İNCELEME VE GEREKÇE :

Uyuşmazlık Mahkemesi Hukuk Bölümü’nün, Ahmet AKYALÇIN’ın Başkanlığında, Üyeler: Mahmut BİLGEN, Ramazan TUNÇ, Sıddık YILDIZ, Ayper GÖKTUNA, Muhittin KARATOPRAK ve Sedat ÇELENLİOĞLU’nun katılımlarıyla yapılan 04.07.2011 günlü toplantısında:

l-İLK İNCELEME: Dosya üzerinde 2247 sayılı Yasa’nın 27. maddesi uyarınca yapılan incelemeye göre; davalı vekilinin anılan Yasanın 10/2 maddesinde öngörülen yönteme uygun olarak yaptığı görev itirazının reddedilmesi ve 12/1. maddede belirtilen süre içinde başvuruda bulunması üzerine Danıştay Başsavcısı’nca, 10. maddede öngörülen biçimde olumlu görev uyuşmazlığı çıkarıldığı anlaşılmaktadır.
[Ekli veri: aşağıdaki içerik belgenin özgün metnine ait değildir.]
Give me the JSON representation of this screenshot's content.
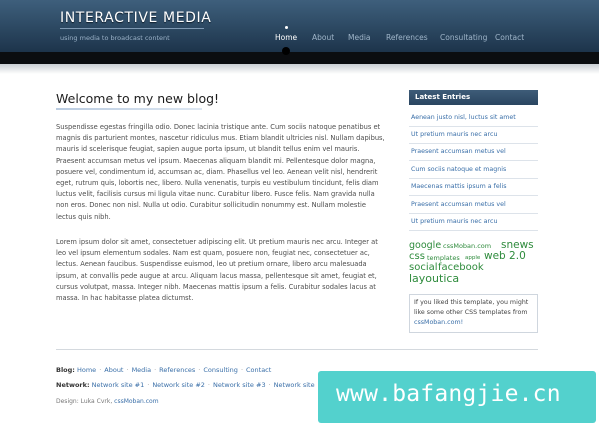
{
  "header": {
    "logo_title": "INTERACTIVE MEDIA",
    "logo_subtitle": "using media to broadcast content",
    "nav": [
      "Home",
      "About",
      "Media",
      "References",
      "Consultating",
      "Contact"
    ]
  },
  "main": {
    "post_title": "Welcome to my new blog!",
    "paragraphs": [
      "Suspendisse egestas fringilla odio. Donec lacinia tristique ante. Cum sociis natoque penatibus et magnis dis parturient montes, nascetur ridiculus mus. Etiam blandit ultricies nisl. Nullam dapibus, mauris id scelerisque feugiat, sapien augue porta ipsum, ut blandit tellus enim vel mauris. Praesent accumsan metus vel ipsum. Maecenas aliquam blandit mi. Pellentesque dolor magna, posuere vel, condimentum id, accumsan ac, diam. Phasellus vel leo. Aenean velit nisl, hendrerit eget, rutrum quis, lobortis nec, libero. Nulla venenatis, turpis eu vestibulum tincidunt, felis diam luctus velit, facilisis cursus mi ligula vitae nunc. Curabitur libero. Fusce felis. Nam gravida nulla non eros. Donec non nisl. Nulla ut odio. Curabitur sollicitudin nonummy est. Nullam molestie lectus quis nibh.",
      "Lorem ipsum dolor sit amet, consectetuer adipiscing elit. Ut pretium mauris nec arcu. Integer at leo vel ipsum elementum sodales. Nam est quam, posuere non, feugiat nec, consectetuer ac, lectus. Aenean faucibus. Suspendisse euismod, leo ut pretium ornare, libero arcu malesuada ipsum, at convallis pede augue at arcu. Aliquam lacus massa, pellentesque sit amet, feugiat et, cursus volutpat, massa. Integer nibh. Maecenas mattis ipsum a felis. Curabitur sodales lacus at massa. In hac habitasse platea dictumst."
    ]
  },
  "sidebar": {
    "latest_heading": "Latest Entries",
    "entries": [
      "Aenean justo nisl, luctus sit amet",
      "Ut pretium mauris nec arcu",
      "Praesent accumsan metus vel",
      "Cum sociis natoque et magnis",
      "Maecenas mattis ipsum a felis",
      "Praesent accumsan metus vel",
      "Ut pretium mauris nec arcu"
    ],
    "tags": [
      "google",
      "cssMoban.com",
      "snews",
      "css",
      "templates",
      "apple",
      "web 2.0",
      "social",
      "facebook",
      "layoutica"
    ],
    "promo_text": "If you liked this template, you might like some other CSS templates from",
    "promo_link": "cssMoban.com!"
  },
  "footer": {
    "blog_label": "Blog:",
    "blog_links": [
      "Home",
      "About",
      "Media",
      "References",
      "Consulting",
      "Contact"
    ],
    "network_label": "Network:",
    "network_links": [
      "Network site #1",
      "Network site #2",
      "Network site #3",
      "Network site"
    ],
    "design_label": "Design: Luka Cvrk,",
    "design_link": "cssMoban.com"
  },
  "watermark": {
    "text": "www.bafangjie.cn"
  },
  "colors": {
    "header_top": "#3e5f7c",
    "header_bottom": "#1d344b",
    "link_blue": "#3a6fa8",
    "tag_green": "#2e8b3c",
    "watermark_bg": "#53d1cd"
  }
}
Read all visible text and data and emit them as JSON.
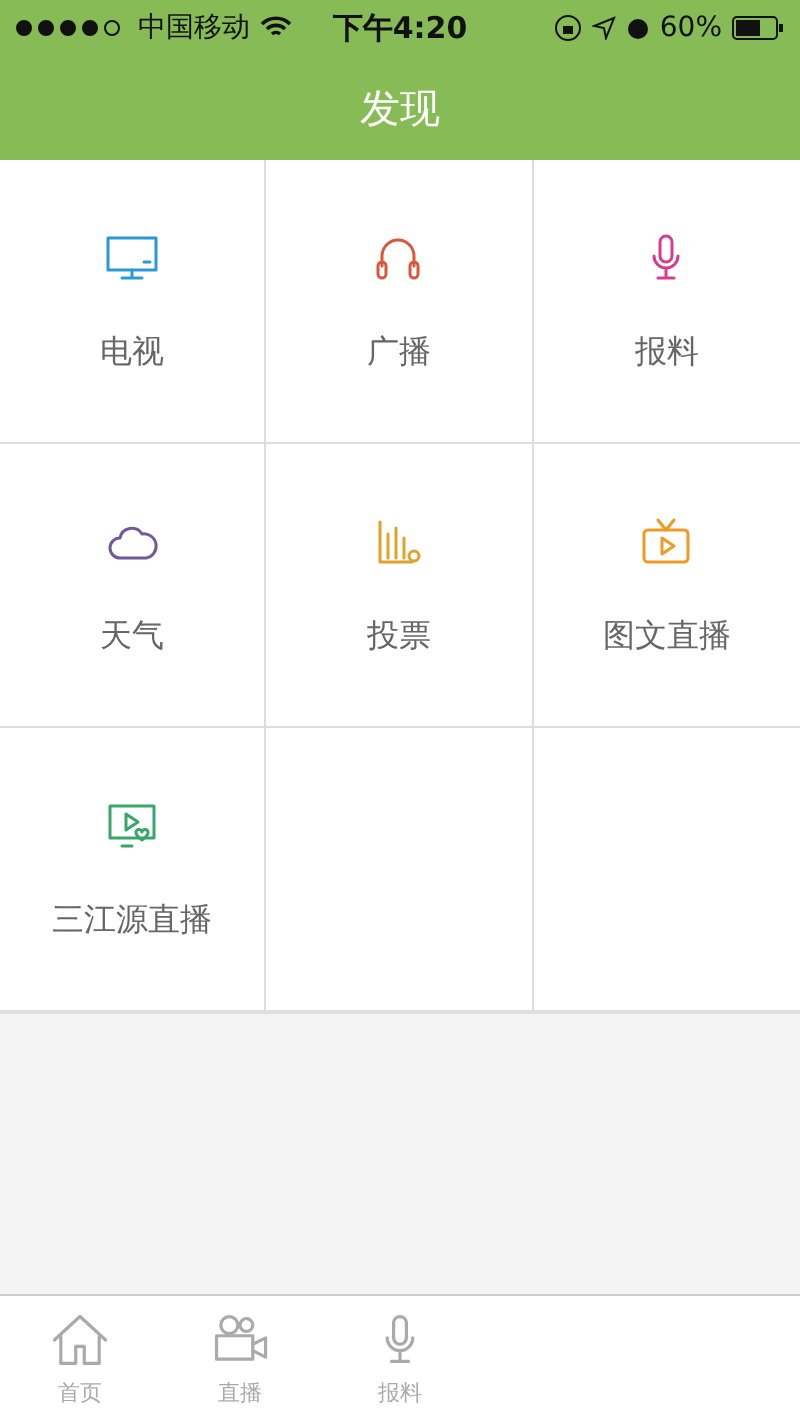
{
  "status_bar": {
    "carrier": "中国移动",
    "time": "下午4:20",
    "battery": "60%"
  },
  "nav_bar": {
    "title": "发现"
  },
  "grid": [
    {
      "label": "电视",
      "kind": "tv",
      "color": "#2a9ad6"
    },
    {
      "label": "广播",
      "kind": "headphones",
      "color": "#d9573a"
    },
    {
      "label": "报料",
      "kind": "mic",
      "color": "#d63d8e"
    },
    {
      "label": "天气",
      "kind": "cloud",
      "color": "#6e5a9c"
    },
    {
      "label": "投票",
      "kind": "chart",
      "color": "#e0a22a"
    },
    {
      "label": "图文直播",
      "kind": "tv-play",
      "color": "#ef9a22"
    },
    {
      "label": "三江源直播",
      "kind": "screen-heart",
      "color": "#3aa56a"
    }
  ],
  "tab_bar": [
    {
      "label": "首页",
      "kind": "home",
      "selected": false
    },
    {
      "label": "直播",
      "kind": "camera",
      "selected": false
    },
    {
      "label": "报料",
      "kind": "mic",
      "selected": false
    }
  ]
}
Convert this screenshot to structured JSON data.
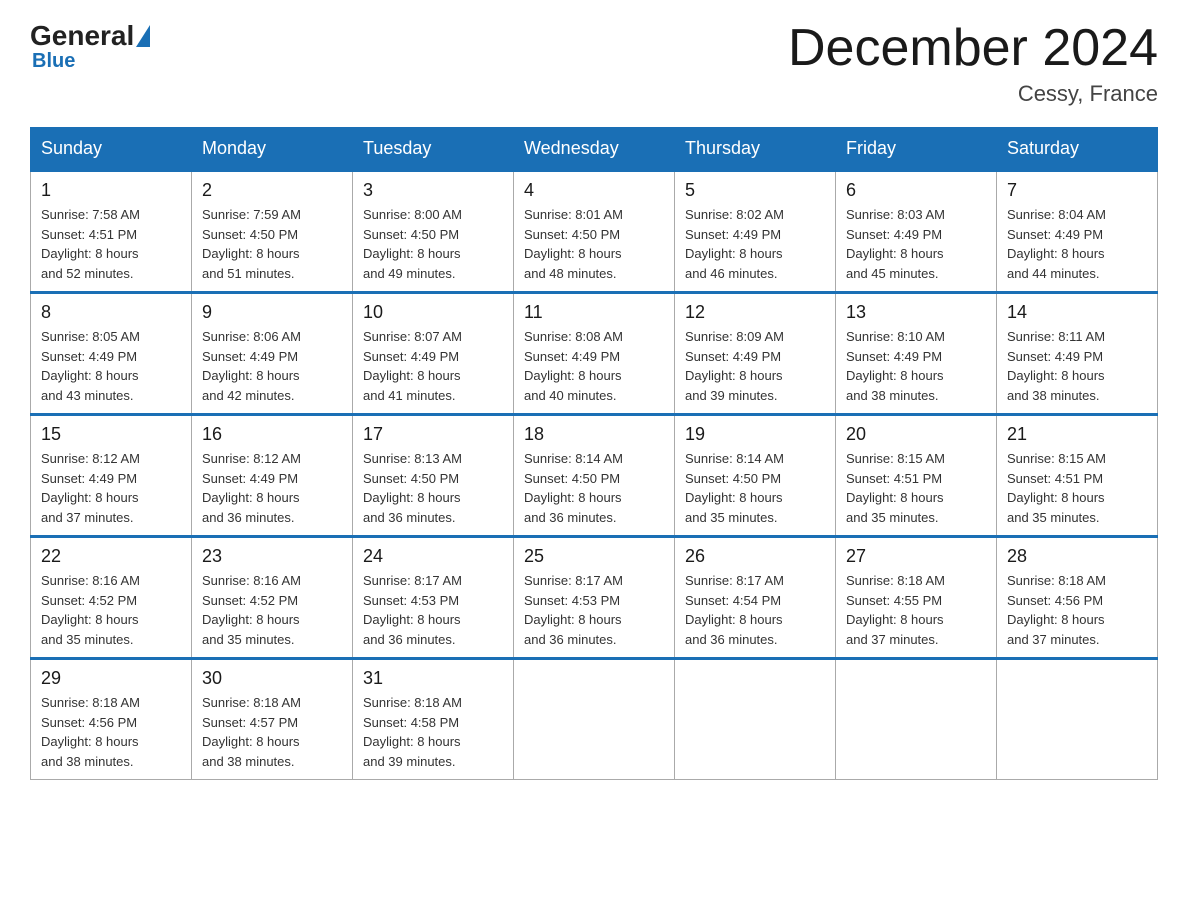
{
  "header": {
    "logo_general": "General",
    "logo_blue": "Blue",
    "month_title": "December 2024",
    "location": "Cessy, France"
  },
  "days_of_week": [
    "Sunday",
    "Monday",
    "Tuesday",
    "Wednesday",
    "Thursday",
    "Friday",
    "Saturday"
  ],
  "weeks": [
    [
      {
        "day": "1",
        "sunrise": "7:58 AM",
        "sunset": "4:51 PM",
        "daylight": "8 hours and 52 minutes."
      },
      {
        "day": "2",
        "sunrise": "7:59 AM",
        "sunset": "4:50 PM",
        "daylight": "8 hours and 51 minutes."
      },
      {
        "day": "3",
        "sunrise": "8:00 AM",
        "sunset": "4:50 PM",
        "daylight": "8 hours and 49 minutes."
      },
      {
        "day": "4",
        "sunrise": "8:01 AM",
        "sunset": "4:50 PM",
        "daylight": "8 hours and 48 minutes."
      },
      {
        "day": "5",
        "sunrise": "8:02 AM",
        "sunset": "4:49 PM",
        "daylight": "8 hours and 46 minutes."
      },
      {
        "day": "6",
        "sunrise": "8:03 AM",
        "sunset": "4:49 PM",
        "daylight": "8 hours and 45 minutes."
      },
      {
        "day": "7",
        "sunrise": "8:04 AM",
        "sunset": "4:49 PM",
        "daylight": "8 hours and 44 minutes."
      }
    ],
    [
      {
        "day": "8",
        "sunrise": "8:05 AM",
        "sunset": "4:49 PM",
        "daylight": "8 hours and 43 minutes."
      },
      {
        "day": "9",
        "sunrise": "8:06 AM",
        "sunset": "4:49 PM",
        "daylight": "8 hours and 42 minutes."
      },
      {
        "day": "10",
        "sunrise": "8:07 AM",
        "sunset": "4:49 PM",
        "daylight": "8 hours and 41 minutes."
      },
      {
        "day": "11",
        "sunrise": "8:08 AM",
        "sunset": "4:49 PM",
        "daylight": "8 hours and 40 minutes."
      },
      {
        "day": "12",
        "sunrise": "8:09 AM",
        "sunset": "4:49 PM",
        "daylight": "8 hours and 39 minutes."
      },
      {
        "day": "13",
        "sunrise": "8:10 AM",
        "sunset": "4:49 PM",
        "daylight": "8 hours and 38 minutes."
      },
      {
        "day": "14",
        "sunrise": "8:11 AM",
        "sunset": "4:49 PM",
        "daylight": "8 hours and 38 minutes."
      }
    ],
    [
      {
        "day": "15",
        "sunrise": "8:12 AM",
        "sunset": "4:49 PM",
        "daylight": "8 hours and 37 minutes."
      },
      {
        "day": "16",
        "sunrise": "8:12 AM",
        "sunset": "4:49 PM",
        "daylight": "8 hours and 36 minutes."
      },
      {
        "day": "17",
        "sunrise": "8:13 AM",
        "sunset": "4:50 PM",
        "daylight": "8 hours and 36 minutes."
      },
      {
        "day": "18",
        "sunrise": "8:14 AM",
        "sunset": "4:50 PM",
        "daylight": "8 hours and 36 minutes."
      },
      {
        "day": "19",
        "sunrise": "8:14 AM",
        "sunset": "4:50 PM",
        "daylight": "8 hours and 35 minutes."
      },
      {
        "day": "20",
        "sunrise": "8:15 AM",
        "sunset": "4:51 PM",
        "daylight": "8 hours and 35 minutes."
      },
      {
        "day": "21",
        "sunrise": "8:15 AM",
        "sunset": "4:51 PM",
        "daylight": "8 hours and 35 minutes."
      }
    ],
    [
      {
        "day": "22",
        "sunrise": "8:16 AM",
        "sunset": "4:52 PM",
        "daylight": "8 hours and 35 minutes."
      },
      {
        "day": "23",
        "sunrise": "8:16 AM",
        "sunset": "4:52 PM",
        "daylight": "8 hours and 35 minutes."
      },
      {
        "day": "24",
        "sunrise": "8:17 AM",
        "sunset": "4:53 PM",
        "daylight": "8 hours and 36 minutes."
      },
      {
        "day": "25",
        "sunrise": "8:17 AM",
        "sunset": "4:53 PM",
        "daylight": "8 hours and 36 minutes."
      },
      {
        "day": "26",
        "sunrise": "8:17 AM",
        "sunset": "4:54 PM",
        "daylight": "8 hours and 36 minutes."
      },
      {
        "day": "27",
        "sunrise": "8:18 AM",
        "sunset": "4:55 PM",
        "daylight": "8 hours and 37 minutes."
      },
      {
        "day": "28",
        "sunrise": "8:18 AM",
        "sunset": "4:56 PM",
        "daylight": "8 hours and 37 minutes."
      }
    ],
    [
      {
        "day": "29",
        "sunrise": "8:18 AM",
        "sunset": "4:56 PM",
        "daylight": "8 hours and 38 minutes."
      },
      {
        "day": "30",
        "sunrise": "8:18 AM",
        "sunset": "4:57 PM",
        "daylight": "8 hours and 38 minutes."
      },
      {
        "day": "31",
        "sunrise": "8:18 AM",
        "sunset": "4:58 PM",
        "daylight": "8 hours and 39 minutes."
      },
      null,
      null,
      null,
      null
    ]
  ],
  "labels": {
    "sunrise": "Sunrise:",
    "sunset": "Sunset:",
    "daylight": "Daylight:"
  }
}
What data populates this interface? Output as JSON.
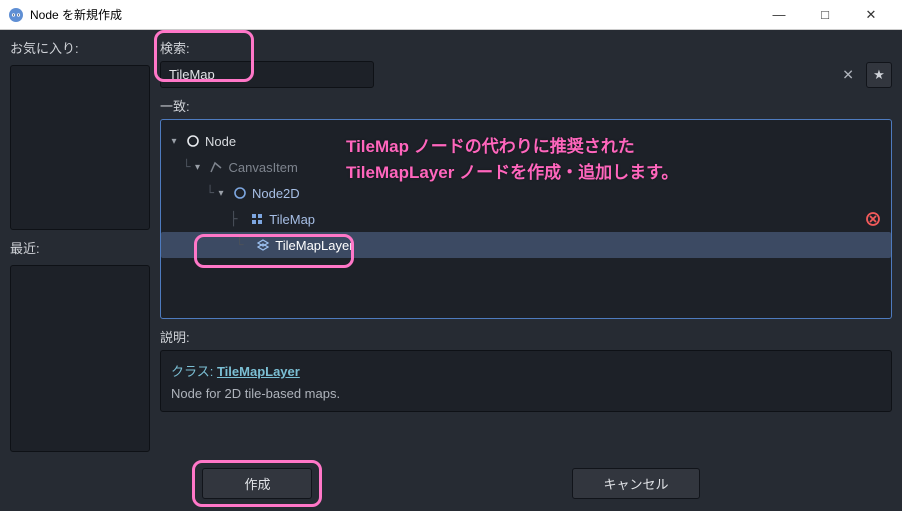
{
  "window": {
    "title": "Node を新規作成",
    "min_label": "—",
    "max_label": "□",
    "close_label": "✕"
  },
  "left": {
    "favorites_label": "お気に入り:",
    "recent_label": "最近:"
  },
  "search": {
    "label": "検索:",
    "value": "TileMap",
    "clear": "✕",
    "star": "★"
  },
  "matches_label": "一致:",
  "tree": {
    "node": "Node",
    "canvas_item": "CanvasItem",
    "node2d": "Node2D",
    "tilemap": "TileMap",
    "tilemaplayer": "TileMapLayer"
  },
  "annotation": {
    "line1": "TileMap ノードの代わりに推奨された",
    "line2": "TileMapLayer ノードを作成・追加します。"
  },
  "description": {
    "label": "説明:",
    "class_prefix": "クラス: ",
    "class_name": "TileMapLayer",
    "body": "Node for 2D tile-based maps."
  },
  "footer": {
    "create": "作成",
    "cancel": "キャンセル"
  }
}
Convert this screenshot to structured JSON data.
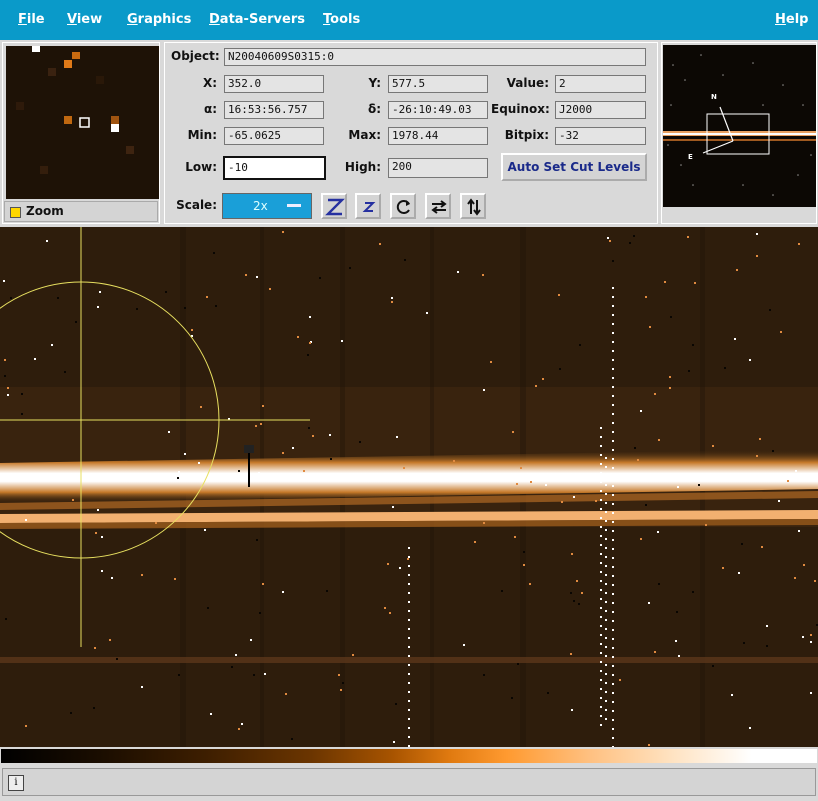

Usule ilişkin herhangi bir noksanlık bulunmadığından, görev uyuşmazlığının esasının incelenmesine oybirliği ile karar verildi.

II-ESASIN İNCELENMESİ : Raportör-Hakim Taşkın ÇELİK’in, davanın çözümünde idari yargının görevli olduğu yolundaki raporu ile dosyadaki belgeler okunduktan; ilgili Başsavcılarca görevlendirilen Yargıtay Cumhuriyet Savcısı Mehmet BAYHAN ile Danıştay Savcısı Mehmet AKKAYA’nın davada idari yargının görevli olduğu yolundaki sözlü açıklamaları da dinlendikten sonra

GEREĞİ GÖRÜŞÜLÜP DÜŞÜNÜLDÜ :

Dava, imar planının uygulaması amacıyla 3194 sayılı İmar Kanunu'nun 18'inci maddesi uyarınca yapılan imar düzenlemesi nedeniyle, davacının hissedar olduğu taşınmazına davalı idare tarafından kamulaştırmasız el atıldığı ileri sürülerek uğranılan zararın tazmini istemiyle açılmıştır.

3194 sayılı İmar Kanunu’nun 18. maddesinde, “İmar hududu içinde bulunan binalı veya binasız arsa ve arazileri malikleri veya diğer hak sahiplerinin muvafakatı aranmaksızın, birbirleri ile, yol fazlaları ile, kamu kurumlarına veya belediyelere ait bulunan yerlerle birleştirmeye, bunları yeniden imar planına uygun ada veya parsellere ayırmaya, müstakil, hisseli veya kat mülkiyeti esaslarına göre hak sahiplerine dağıtmaya ve re'sen tescil işlemlerini yaptırmaya belediyeler yetkilidir. Sözü edilen yerler belediye ve mücavir alan dışında ise yukarıda belirtilen yetkiler valilikçe kullanılır.

Belediyeler veya valiliklerce düzenlemeye tabi tutulan arazi ve arsaların dağıtımı sırasında bunların yüzölçümlerinden yeteri kadar saha, düzenleme dolayısıyla meydana gelen değer artışları karşılığında "düzenleme ortaklık payı" olarak düşülebilir. Ancak, bu maddeye göre alınacak düzenleme ortaklık payları, düzenlemeye tabi tutulan arazi ve arsaların düzenlemeden önceki yüzölçümlerinin yüzde kırkını geçemez.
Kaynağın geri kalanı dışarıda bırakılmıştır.